The best we can do with this new knowledge is actually old wisdom:

  • Eat a wide variety of fresh foods and stay away from highly processed foods such as sugar to assure getting enough vitamins and minerals, and also to avoid additives (whether or not additives can influence epigenetics is not known)
  • Don’t eat too much
  • Get plenty of sleep
  • Reduce stress as much as possible

The last point—stress reduction—has a previously unrealized link to weight loss. As we mentioned last week, researchers have discovered that dieting—especially crash dieting—can inhibit weight loss or even cause weight gain. This is because the stress created by dieting triggers the body to produce cortisol. Cortisol is the “fight or flight” hormone, and it can inhibit weight loss in a variety of ways—especially in an individual who is chronically stressed (and may not even be aware of it because “stressed out” feels normal). Cortisol floods the body with glucose, delivering a quick jolt of energy to the large muscles needed for flight. At the same time, cortisol suppresses insulin to prevent glucose from being stored, as the body under stress needs to use that energy immediately. (Remember, all these mechanisms evolved when a threat meant more than being a few pounds overweight; it meant becoming someone’s dinner.)

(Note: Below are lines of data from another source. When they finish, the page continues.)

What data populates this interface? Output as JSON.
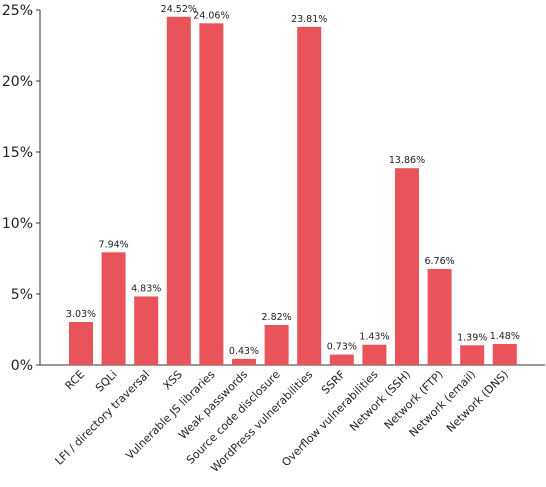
{
  "chart_data": {
    "type": "bar",
    "title": "",
    "xlabel": "",
    "ylabel": "",
    "ylim": [
      0,
      25
    ],
    "yticks": [
      "0%",
      "5%",
      "10%",
      "15%",
      "20%",
      "25%"
    ],
    "ytick_values": [
      0,
      5,
      10,
      15,
      20,
      25
    ],
    "grid": false,
    "legend": "none",
    "bar_color": "#e8545a",
    "axis_color": "#333333",
    "categories": [
      "RCE",
      "SQLi",
      "LFI / directory traversal",
      "XSS",
      "Vulnerable JS libraries",
      "Weak passwords",
      "Source code disclosure",
      "WordPress vulnerabilities",
      "SSRF",
      "Overflow vulnerabilities",
      "Network (SSH)",
      "Network (FTP)",
      "Network (email)",
      "Network (DNS)"
    ],
    "values": [
      3.03,
      7.94,
      4.83,
      24.52,
      24.06,
      0.43,
      2.82,
      23.81,
      0.73,
      1.43,
      13.86,
      6.76,
      1.39,
      1.48
    ],
    "data_labels": [
      "3.03%",
      "7.94%",
      "4.83%",
      "24.52%",
      "24.06%",
      "0.43%",
      "2.82%",
      "23.81%",
      "0.73%",
      "1.43%",
      "13.86%",
      "6.76%",
      "1.39%",
      "1.48%"
    ]
  }
}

Elevated cortisol levels can retrieve triglycerides from storage and relocate them to visceral fat cells (those that lie under the muscles deep in the abdomen), causing the fat cells to grow. Cortisol can also stimulate appetite and craving for high-calorie foods. This is because the body’s logic tells it that if you are under threat, you need to keep the calories coming.

So reducing stress can have a positive effect on weight loss, especially if you follow a reasonable regimen aimed at losing weight gradually over a long period of time. Weight lost quickly via crash diets merely triggers the body’s cortisol mechanisms, resulting in the yo-yo weight loss/weight gain cycle we all know so well.